NEW YORK (TheStreet) -- Shares of Five Below (FIVE) are down about 17% year to date after poor weather impacted February's results. Last quarter, management gave guidance that implied a slow start to the year. Specifically, the company told investors to expect same-store sales of about 3% for the year. Since retail sales are heavily weighted towards the back half of the year, that implies first-quarter same-store sales will probably be less than 1%.

Five Below is spending heavily on infrastructure and back-end systems to support a larger store base. The company is also in the process of building an e-commerce Web site. Some of that investment has put pressure on earnings, which has kept the stock down.

The company's new distribution facility in New Jersey just opened June 1. The slowdown in spending will alleviate the earnings pressure the company has experienced.

Overall, I think the situation will resolve itself this quarter or next. Five Below plans to add an additional 85 stores this year at minimum, which works out to 25% unit growth. It's really hard to find a retailer with that kind of unit growth.

When those new stores open, the company will be able to gain economies of scale from its investments in distribution and back-end technology. Operating margins should begin to expand. Higher operating margins could drive a 25% increase in earnings per share. Recall that Five Below has reported 35 consecutive quarters of positive same-store sales. With a larger store base, earnings should begin to reaccelerate.

Five Below can open as many as 2,000 stores in North America, I believe. Right now the company operates just 360 stores in 21 states.

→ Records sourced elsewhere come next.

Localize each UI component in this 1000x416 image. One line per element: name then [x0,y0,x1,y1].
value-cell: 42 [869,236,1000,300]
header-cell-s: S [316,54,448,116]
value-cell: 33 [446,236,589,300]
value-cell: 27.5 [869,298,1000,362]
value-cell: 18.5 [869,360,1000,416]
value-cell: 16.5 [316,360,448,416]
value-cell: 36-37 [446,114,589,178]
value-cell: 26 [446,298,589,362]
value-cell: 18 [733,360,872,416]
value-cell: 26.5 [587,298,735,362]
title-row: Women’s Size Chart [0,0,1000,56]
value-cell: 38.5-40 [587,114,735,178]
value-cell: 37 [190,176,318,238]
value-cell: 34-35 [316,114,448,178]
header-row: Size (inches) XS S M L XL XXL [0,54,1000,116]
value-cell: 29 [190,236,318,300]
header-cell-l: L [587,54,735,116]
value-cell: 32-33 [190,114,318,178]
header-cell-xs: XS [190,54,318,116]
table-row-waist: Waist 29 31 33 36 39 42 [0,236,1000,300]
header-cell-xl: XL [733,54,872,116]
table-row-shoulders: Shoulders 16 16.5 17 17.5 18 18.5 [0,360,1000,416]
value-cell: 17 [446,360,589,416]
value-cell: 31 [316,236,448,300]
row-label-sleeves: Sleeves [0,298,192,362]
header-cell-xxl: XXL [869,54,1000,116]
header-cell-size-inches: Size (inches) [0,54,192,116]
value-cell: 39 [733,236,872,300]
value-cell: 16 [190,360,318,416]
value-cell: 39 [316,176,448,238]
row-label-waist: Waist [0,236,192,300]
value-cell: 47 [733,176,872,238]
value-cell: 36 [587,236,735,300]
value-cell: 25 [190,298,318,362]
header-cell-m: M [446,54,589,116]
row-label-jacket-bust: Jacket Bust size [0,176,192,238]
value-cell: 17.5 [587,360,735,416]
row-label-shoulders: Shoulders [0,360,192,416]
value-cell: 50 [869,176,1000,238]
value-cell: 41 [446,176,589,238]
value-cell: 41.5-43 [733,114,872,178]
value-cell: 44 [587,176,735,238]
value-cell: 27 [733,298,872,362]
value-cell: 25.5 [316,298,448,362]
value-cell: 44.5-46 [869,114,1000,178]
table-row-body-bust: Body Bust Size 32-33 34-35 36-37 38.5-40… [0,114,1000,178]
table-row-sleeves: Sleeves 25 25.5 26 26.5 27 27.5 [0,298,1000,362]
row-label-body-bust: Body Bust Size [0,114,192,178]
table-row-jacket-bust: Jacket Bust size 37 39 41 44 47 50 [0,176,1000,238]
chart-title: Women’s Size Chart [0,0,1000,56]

After the closing bell Wednesday, Wall Street expects the company to report first-quarter revenue of $151 million, up 20%, and earnings per share of 7 cents. For the year, sales are expected to grow 20% to $822 million. By next year, I fully expect the company to exceed $1 billion in revenue.

This quarter should prove to be the catalyst the stock needs to move much higher.

This article is commentary by an independent contributor. At the time of publication, the author held no position in the stocks mentioned.